墨一辰的声音再度响起,道:“言鸿景的事儿,本王也已调查过了。善字堂刺杀行动的人,不是言鸿景派去的。”
“哦?”顾月朝挑眉,来了兴趣:“确定?”
“确定。”墨一辰的语气坚定,道:“国舅府中的一切人手,都是听命于言德平的。言鸿景对府中的人没有任何的调度权力。”
“……啊?”顾月朝一时困惑:“府中,他就没个自己人?”
“没有。”
“可是,”顾月朝顿了顿,紧接着说道:“就算行刺的人不是国舅府中的人手,那么,他也有可能去外面雇人啊。”

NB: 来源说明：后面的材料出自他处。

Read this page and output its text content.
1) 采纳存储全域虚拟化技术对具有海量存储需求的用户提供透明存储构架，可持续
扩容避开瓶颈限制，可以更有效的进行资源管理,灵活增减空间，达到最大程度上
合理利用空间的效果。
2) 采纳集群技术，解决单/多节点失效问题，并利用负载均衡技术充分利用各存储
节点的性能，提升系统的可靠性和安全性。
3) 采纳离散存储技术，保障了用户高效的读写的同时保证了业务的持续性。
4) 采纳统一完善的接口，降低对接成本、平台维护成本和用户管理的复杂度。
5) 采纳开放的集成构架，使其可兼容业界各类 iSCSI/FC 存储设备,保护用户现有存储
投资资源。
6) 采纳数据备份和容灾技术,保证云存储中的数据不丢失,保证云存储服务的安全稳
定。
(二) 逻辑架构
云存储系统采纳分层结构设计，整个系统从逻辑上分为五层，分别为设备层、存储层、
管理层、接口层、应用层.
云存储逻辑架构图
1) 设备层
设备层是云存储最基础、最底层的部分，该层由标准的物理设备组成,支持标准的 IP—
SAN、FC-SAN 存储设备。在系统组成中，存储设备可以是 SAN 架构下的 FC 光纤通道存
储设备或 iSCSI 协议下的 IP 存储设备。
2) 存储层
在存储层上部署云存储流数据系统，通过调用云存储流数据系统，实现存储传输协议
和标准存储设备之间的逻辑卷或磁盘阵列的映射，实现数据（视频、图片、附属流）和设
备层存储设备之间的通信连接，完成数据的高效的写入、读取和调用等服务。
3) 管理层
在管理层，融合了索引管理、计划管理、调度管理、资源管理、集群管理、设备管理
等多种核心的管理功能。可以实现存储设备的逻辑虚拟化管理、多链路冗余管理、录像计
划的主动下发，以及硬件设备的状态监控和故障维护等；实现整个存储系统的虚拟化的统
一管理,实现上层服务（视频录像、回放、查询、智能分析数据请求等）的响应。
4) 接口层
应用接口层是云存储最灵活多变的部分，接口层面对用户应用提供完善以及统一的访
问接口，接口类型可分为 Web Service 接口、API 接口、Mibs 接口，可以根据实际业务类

“不,”墨一辰淡淡地摇了摇头,语气颇有些惋惜,道:“这就更不可能了。因为他的俸禄还需每月上交给言德平。”
“上交?”顾月朝懵了:“为何?”
墨一辰的声音淡淡的,答:“用于支付他居住在国舅府中的膳食、房间等一系列费用。况且,言鸿景的旗下无任何产业,根本没有闲钱。”
顾月朝惊得下巴都快掉了:“……”亲父子,明算账啊!
顾月朝猛然明白,为何言鸿景每次出现都是独来独往,合着是因为言德平没有给他指派护卫?为何他每次出现都穿着同一套衣服,合着是没钱?
这到底是什么悲惨人生啊!
这样的情况下,的确没有可能派人来行刺自己,上演一场自导自演的闹剧。
但是,墨一辰所诉说的一切却与顾月朝的前世记忆产生了冲突。
前世,言鸿景刚开始的确因为与父亲的关系极差而被言德平掌舵了一切,活得有些悲惨。
但是,到了后期,国舅府中的一切,乃至言德平手中的巡防营皆听命于言鸿景一人!他全然不像是被父亲孤立了的样子!
难道,太子阵营的人都擅长扮猪吃老虎?
这个言鸿景怕是没那么简单吧?
顾月朝有些替言鸿景打抱不平,道:“这言国舅是不是做得有点过分了?毕竟,乔夫人的死,也不能怪罪到言公子的头上啊。”
墨一辰并未多说什么,只是叹了一声:“家家有本难念的经。”
“吁——”
墨一辰与顾月朝正说着,忽而,马车骤停,前方传来了骚动。
“小心。”墨一辰眼疾手快地将顾月朝护在了怀中,语气冰冷地质问道:“发生了什么?”